Si parla di uno spettacolo «performativo»…
«Certo c’è anche il linguaggio del circo, per alcuni dei personaggi bizzarri che incontra il Piccolo Principe: ci sono tre acrobati circensi, la cui arte è stata scelta in funzione del personaggio, come il cacciatore di stelle. Per la parte visiva cc’è la scenografia di Carmelo Giammello e i costumi di costumi di Guido Fiorato».
Quale è per lei il messaggio forte dello spettacolo?
«Direi l’attualità del romanzo. L’autore racconta e realizza i disegni nel libro, li racconta perché se avesse raccontato questa storia senza prove visive la gente non avrebbe creduto che avesse visto extraterrestri … con le immagini la gente è più propensa credergli:. Mi sembra già questo un fatto attualissimo: la gente crede più alle immagini che alle parole. Altra cosa sintomatica, per sei adulti non c’è un nome, ma sono identificati dalla professione: come dire che il lavoro più importante dalla identità, un concetto futurista. Oggi è così, e non solo, sono identificati come l’ubriacone, il re, il lampionaio, … il “vanitoso”, per noi è il prim’attore. E poi tutti i personaggi stanno da soli sul propri pianeta, chiusi nel loro mondo. Non hanno altro, purtroppo succede».
Come è nata l’idea?
«Era un progetto nel cassetto del produttore che mi disse “vorrei uno spettacolo con diversi linguaggi” non solo però un musical, e adatto a pubblico di famiglia: insieme a lui abbiamo irato fuori il Piccolo Principe: nei cartelloni non si sa come classificarlo tra le programmazioni. È più di tutto spettacolo teatrale che usa tutti 7 attori: il Principe è un bambino di 8 anni e abbiamo cercato di mantenere questo dato. Non lo abbiamo voluto troppo preparato, come certi attori che facevano i bambini. Alle audizione, abbiamo scelto protagonisti il più naturale possibile, e abbiamo cercato di mantenerlo nella sua naturalezza».

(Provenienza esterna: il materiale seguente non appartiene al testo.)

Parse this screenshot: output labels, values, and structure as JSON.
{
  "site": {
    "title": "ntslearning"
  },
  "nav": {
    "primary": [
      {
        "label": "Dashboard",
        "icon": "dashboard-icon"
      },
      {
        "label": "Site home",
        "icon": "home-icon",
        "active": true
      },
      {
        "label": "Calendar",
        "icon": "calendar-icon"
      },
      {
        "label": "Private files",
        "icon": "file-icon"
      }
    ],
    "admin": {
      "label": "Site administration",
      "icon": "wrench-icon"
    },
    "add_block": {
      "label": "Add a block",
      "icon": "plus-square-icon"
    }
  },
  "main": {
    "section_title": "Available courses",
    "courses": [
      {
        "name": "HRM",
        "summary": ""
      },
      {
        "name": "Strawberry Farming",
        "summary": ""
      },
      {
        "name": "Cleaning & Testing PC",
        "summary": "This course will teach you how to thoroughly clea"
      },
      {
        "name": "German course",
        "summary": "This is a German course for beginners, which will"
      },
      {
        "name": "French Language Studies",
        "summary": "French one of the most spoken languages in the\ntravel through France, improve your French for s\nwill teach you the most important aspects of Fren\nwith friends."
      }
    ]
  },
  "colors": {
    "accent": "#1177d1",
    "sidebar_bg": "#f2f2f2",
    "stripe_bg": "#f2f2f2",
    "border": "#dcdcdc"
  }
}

Qual’è il messaggio forte del Piccolo Principe?
«Il teatro è l’unico mondo, oltre che mezzo, che è in grado di arrivare veramente alla nostra anima, che riesce a smuoverti, anche e proprio grazie all’esperienza dal vivo. Il cinema, mezzo di grandi sogni sarà sempre più meraviglioso oltre la fantasia grazie anche ad AI, Ma. il teatro, è un mondo unico per condivisione di emozioni. Tu sei in mezzo ad alta gente e altri uomini sul palco che trasmettono qualcosa. La musica rende tutto più epico, l’ho sperimentato con la musica di Morricone, E dal vivo, col canto è ancora più potente e evocativa».